Thanks to Victor Hugo’s sweeping nineteenth century novel and its many adaptations, the Parisian suburb of Montfermeil is a near mythic place. Hugo chronicled in minute detail the rampant injustices that have historically run through the veins of the neighborhood. Now, director Ladj Ly has not so much adapted Les Misérables as used it as a launchpad from which to leap into a chaotic exhumation of the bodies, spirits, and communities that have for years fallen victim to systemic violence stemming from the most powerful among them.

In Hugo’s novel, small boy Gavroche serves as a symbol, both of scrappy innocence and of lamentable tragedy, and Ly’s film introduces its own version, naughty Issa (Issa Perica), first seen celebrating a French soccer win with mates and then finding himself at the center of an increasingly violent community breakdown, as one of his bouts of mischievous behavior grows beyond his control. Before too long, Issa will be seriously injured by one of the neighborhood’s police officers, and all hell will break loose.

The police officers in question spend their days bad-mouthing the inhabitants of Montfermeil in their patrol car, that is when they’re not actually threatening them on the streets. A newbie cop, Ruiz (Damien Bonnard), serves as the eyes and ears of the audience as he rides with his new, more acclimated partners: white and mercurial Chris (Alexis Manenti) and black and stoic Gwada (Djibril Zonga). Chris clearly has contempt for most everyone in Montfermeil: the kids, the Muslim Brotherhood, basically anyone of color who crosses his path. Gwada’s frequent silence makes him complicit to Chris’ outbursts, but it also suggests that his deferment to Chris’ outward-facing anger hides deeper resentment.

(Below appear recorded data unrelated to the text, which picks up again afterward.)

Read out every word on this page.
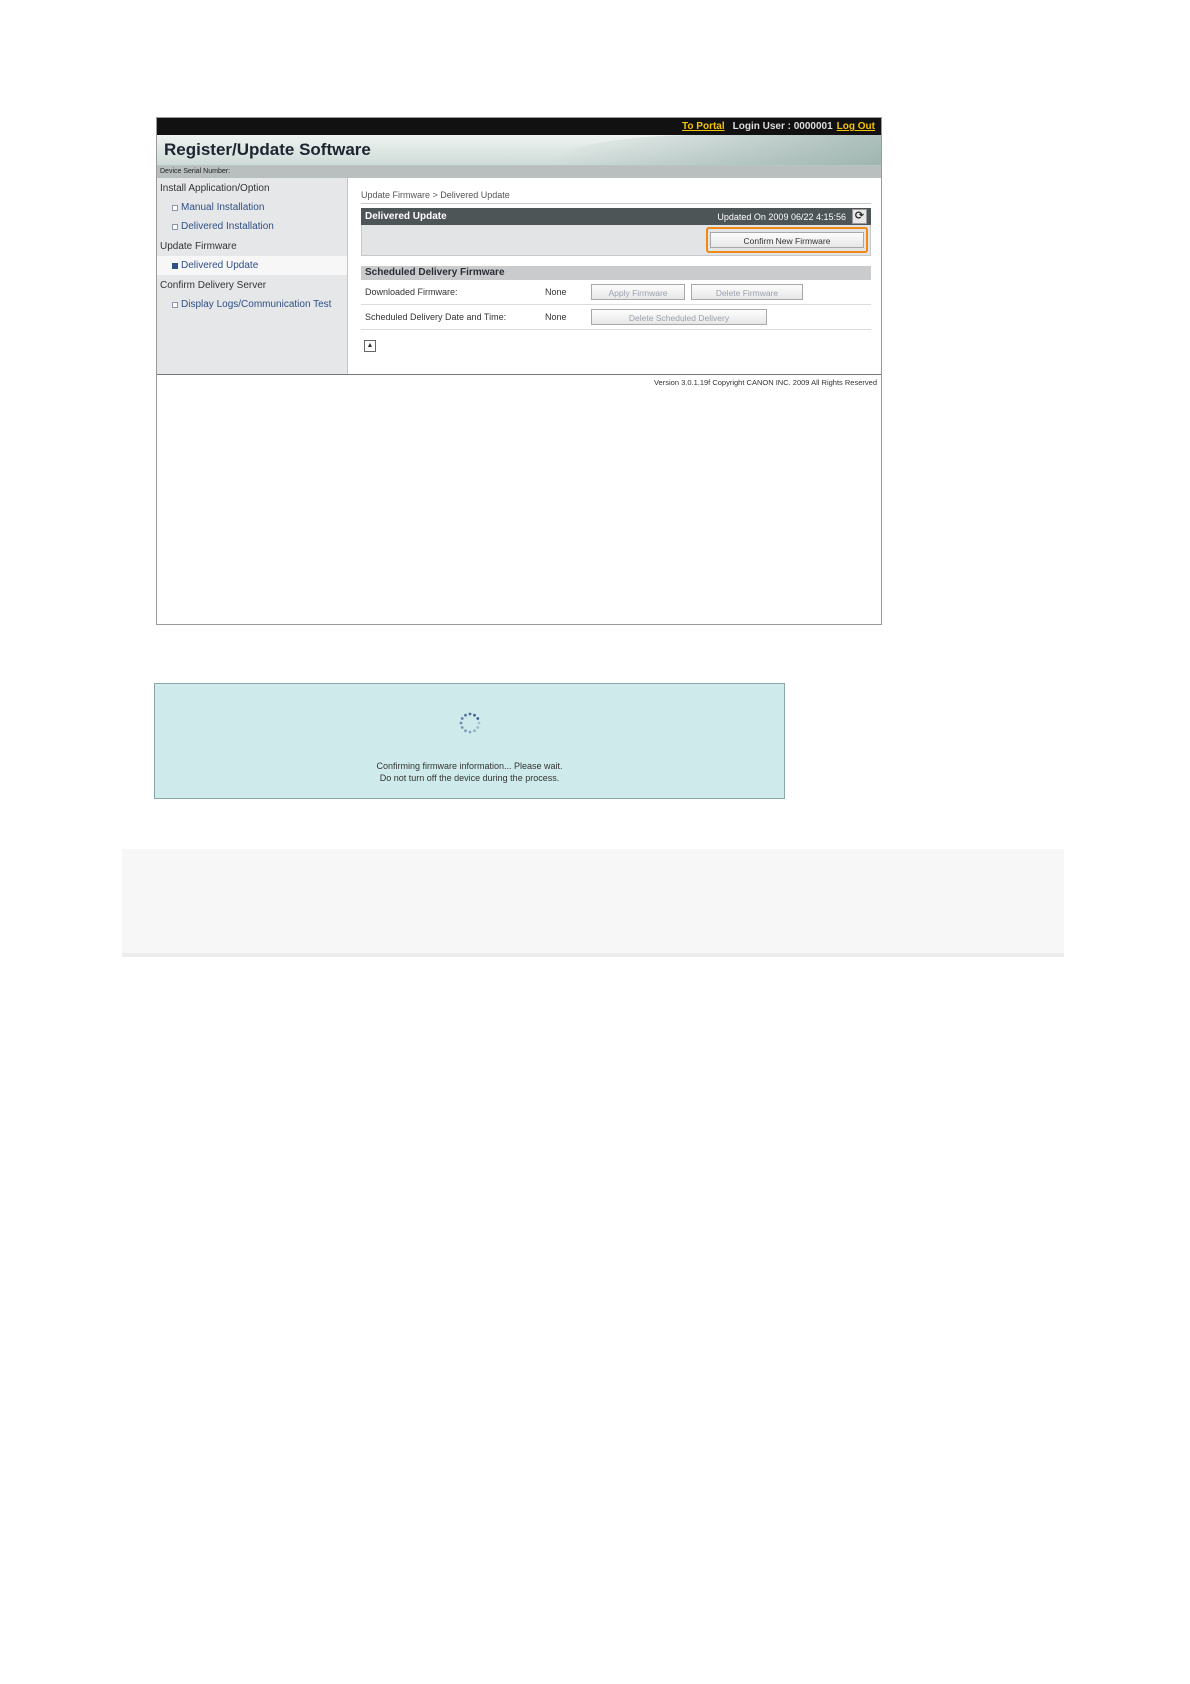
To Portal Login User : 0000001 Log Out
Register/Update Software
Device Serial Number:
Install Application/Option
Manual Installation
Delivered Installation
Update Firmware
Delivered Update
Confirm Delivery Server
Display Logs/Communication Test
Update Firmware > Delivered Update
Delivered Update	Updated On 2009 06/22 4:15:56 ⟳
Confirm New Firmware
Scheduled Delivery Firmware
Downloaded Firmware:	None	Apply Firmware	Delete Firmware
Scheduled Delivery Date and Time:	None	Delete Scheduled Delivery
▲
Version 3.0.1.19f Copyright CANON INC. 2009 All Rights Reserved
Confirming firmware information... Please wait.
Do not turn off the device during the process.
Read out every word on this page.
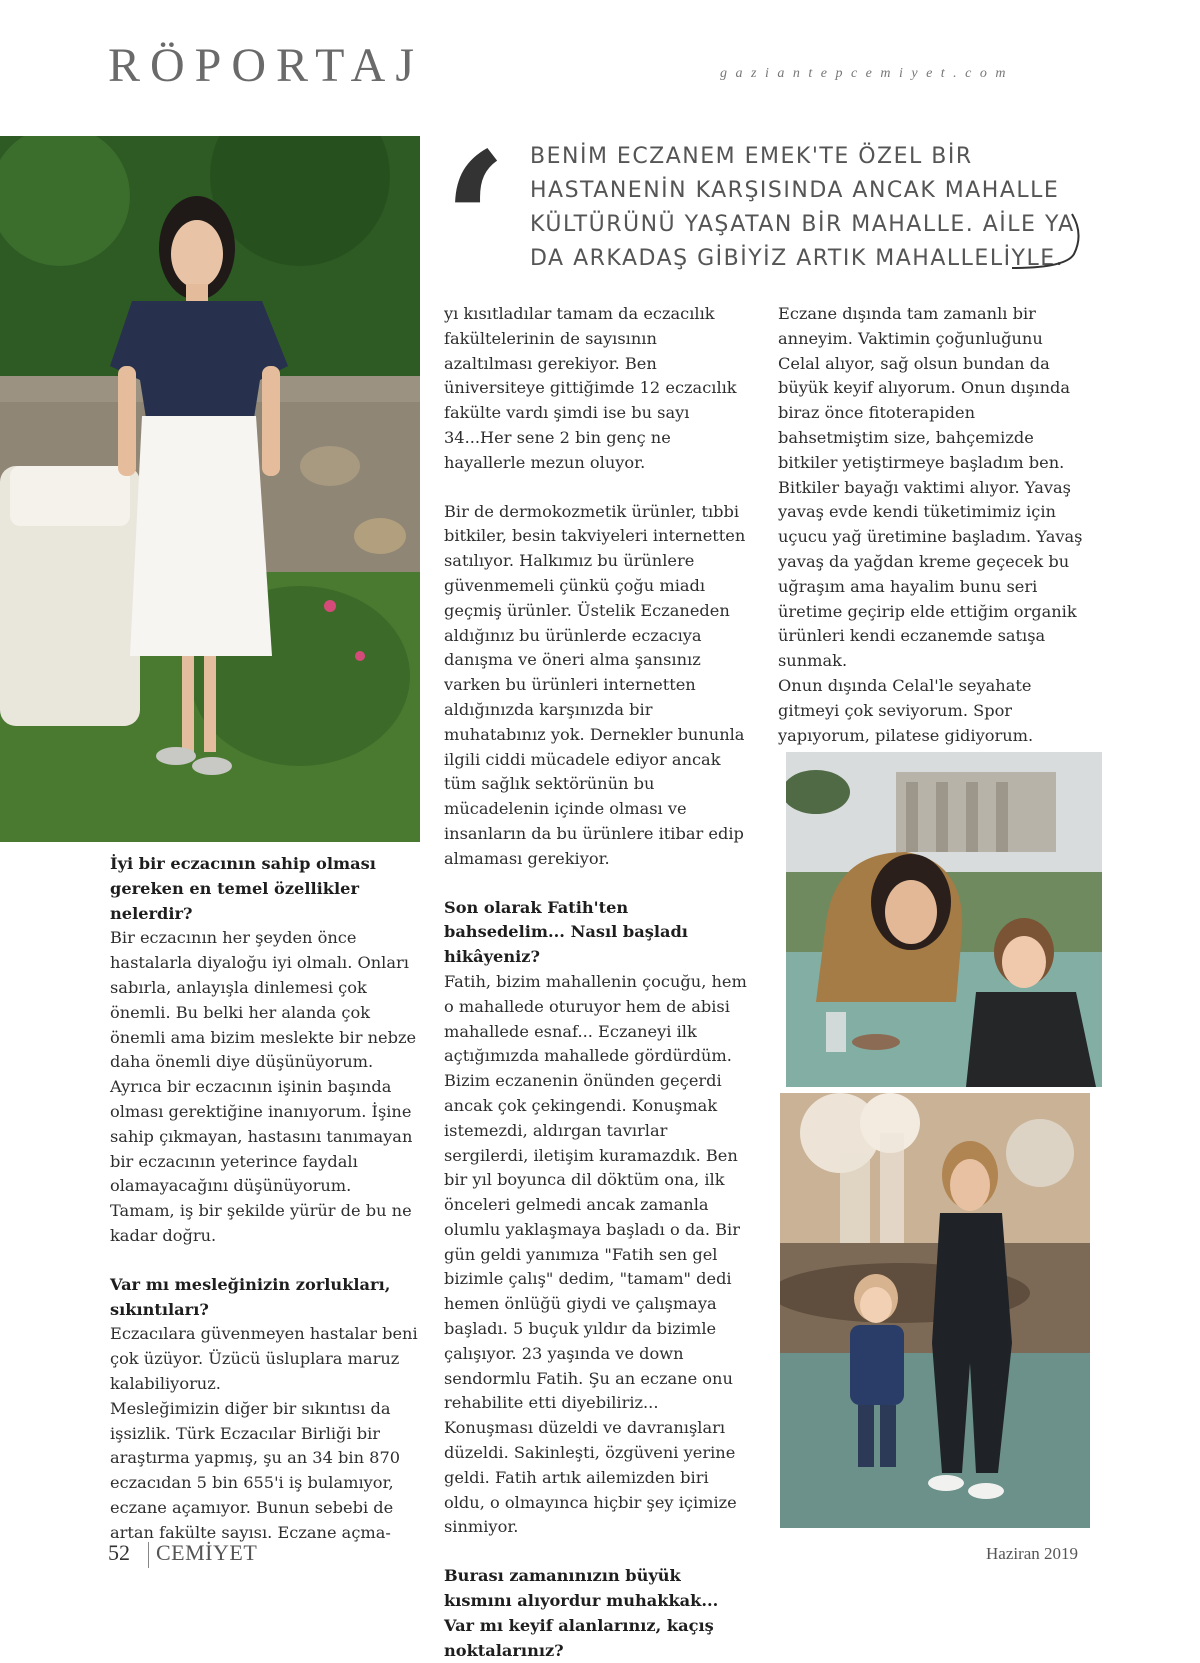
RÖPORTAJ	gaziantepcemiyet.com
‘ BENİM ECZANEM EMEK'TE ÖZEL BİR HASTANENİN KARŞISINDA ANCAK MAHALLE KÜLTÜRÜNÜ YAŞATAN BİR MAHALLE. AİLE YA DA ARKADAŞ GİBİYİZ ARTIK MAHALLELİYLE.

İyi bir eczacının sahip olması gereken en temel özellikler nelerdir?

Bir eczacının her şeyden önce hastalarla diyaloğu iyi olmalı. Onları sabırla, anlayışla dinlemesi çok önemli. Bu belki her alanda çok önemli ama bizim meslekte bir nebze daha önemli diye düşünüyorum.

Ayrıca bir eczacının işinin başında olması gerektiğine inanıyorum. İşine sahip çıkmayan, hastasını tanımayan bir eczacının yeterince faydalı olamayacağını düşünüyorum. Tamam, iş bir şekilde yürür de bu ne kadar doğru.

Var mı mesleğinizin zorlukları, sıkıntıları?

Eczacılara güvenmeyen hastalar beni çok üzüyor. Üzücü üsluplara maruz kalabiliyoruz.

Mesleğimizin diğer bir sıkıntısı da işsizlik. Türk Eczacılar Birliği bir araştırma yapmış, şu an 34 bin 870 eczacıdan 5 bin 655'i iş bulamıyor, eczane açamıyor. Bunun sebebi de artan fakülte sayısı. Eczane açma-

yı kısıtladılar tamam da eczacılık fakültelerinin de sayısının azaltılması gerekiyor. Ben üniversiteye gittiğimde 12 eczacılık fakülte vardı şimdi ise bu sayı 34...Her sene 2 bin genç ne hayallerle mezun oluyor.

Bir de dermokozmetik ürünler, tıbbi bitkiler, besin takviyeleri internetten satılıyor. Halkımız bu ürünlere güvenmemeli çünkü çoğu miadı geçmiş ürünler. Üstelik Eczaneden aldığınız bu ürünlerde eczacıya danışma ve öneri alma şansınız varken bu ürünleri internetten aldığınızda karşınızda bir muhatabınız yok. Dernekler bununla ilgili ciddi mücadele ediyor ancak tüm sağlık sektörünün bu mücadelenin içinde olması ve insanların da bu ürünlere itibar edip almaması gerekiyor.

Son olarak Fatih'ten bahsedelim... Nasıl başladı hikâyeniz?

Fatih, bizim mahallenin çocuğu, hem o mahallede oturuyor hem de abisi mahallede esnaf... Eczaneyi ilk açtığımızda mahallede gördürdüm. Bizim eczanenin önünden geçerdi ancak çok çekingendi. Konuşmak istemezdi, aldırgan tavırlar sergilerdi, iletişim kuramazdık. Ben bir yıl boyunca dil döktüm ona, ilk önceleri gelmedi ancak zamanla olumlu yaklaşmaya başladı o da. Bir gün geldi yanımıza "Fatih sen gel bizimle çalış" dedim, "tamam" dedi hemen önlüğü giydi ve çalışmaya başladı. 5 buçuk yıldır da bizimle çalışıyor. 23 yaşında ve down sendormlu Fatih. Şu an eczane onu rehabilite etti diyebiliriz... Konuşması düzeldi ve davranışları düzeldi. Sakinleşti, özgüveni yerine geldi. Fatih artık ailemizden biri oldu, o olmayınca hiçbir şey içimize sinmiyor.

Burası zamanınızın büyük kısmını alıyordur muhakkak... Var mı keyif alanlarınız, kaçış noktalarınız?

Eczane dışında tam zamanlı bir anneyim. Vaktimin çoğunluğunu Celal alıyor, sağ olsun bundan da büyük keyif alıyorum. Onun dışında biraz önce fitoterapiden bahsetmiştim size, bahçemizde bitkiler yetiştirmeye başladım ben. Bitkiler bayağı vaktimi alıyor. Yavaş yavaş evde kendi tüketimimiz için uçucu yağ üretimine başladım. Yavaş yavaş da yağdan kreme geçecek bu uğraşım ama hayalim bunu seri üretime geçirip elde ettiğim organik ürünleri kendi eczanemde satışa sunmak.

Onun dışında Celal'le seyahate gitmeyi çok seviyorum. Spor yapıyorum, pilatese gidiyorum.

52 CEMİYET	Haziran 2019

When Issa abducts a lion cub from a traveling Gypsy circus, the tough Roma owners vow vigilante justice and threaten the followers of Montfermeil’s ineffectual mayor (Steve Tientcheu). Chris sees this conflict as a chance to do what he loves to do: rough up some neighborhood kids. When this roughing up results in violence, and when that violence is filmed by a drone flown by quiet neighborhood kid, Buzz (Al-Hassan Ly), Chris shows even more of his true colors. He is far more concerned with tracking down the footage to save the cops from punishment than he is with making sure Issa is alright. As Ruiz attempts to get help for the boy while also trying not to set the volatile Chris off, Les Misérables takes on a tense urgency that can’t help but descend into collective madness.

The final third of the film balances this thriller-like atmosphere with gritty grace. Ly is not interested in violence for violence’s sake. He does not invite his audience to delight in chases, punches, and profanity. Every act of aggression, every nail-biting moment is meant to trouble, not tease. These characters are stand-ins for real people in real situations, and Ly wants onlookers to realize that there are real lives at stake. What might have been merely procedural in the hands of a more detached director becomes unavoidably personal in Ly’s care.

Les Misérables feels raw and rough because its reality is exactly that. The storytelling jumps, halts, and freezes because the lives it is depicting are stuck in continuous loops of retribution and revenge. The powerful governmental forces that patrol the streets reveal themselves to be as corrupt as any perceived criminal activity they purport to stamp out, and the most vulnerable, namely the young people at the center of all of this dealmaking and posturing, are left to bear the open wounds of a society unable to approach its historical and continuing systemic injustice with any ownership, accountability, or empathy.

With the powers-that-be violently flailing around them, these wounded young people take over the film’s closing scenes, exclaiming that they are watching, absorbing, waiting, and that they might just be gaining the strength to take issues into their own hands. What, the film asks, will these impressionable minds and hearts do with the world they see in front of them? Will they choose a new way, or will they simply recycle the power plays that have been modeled for them for millennia? The answer means everything for their (and our) future.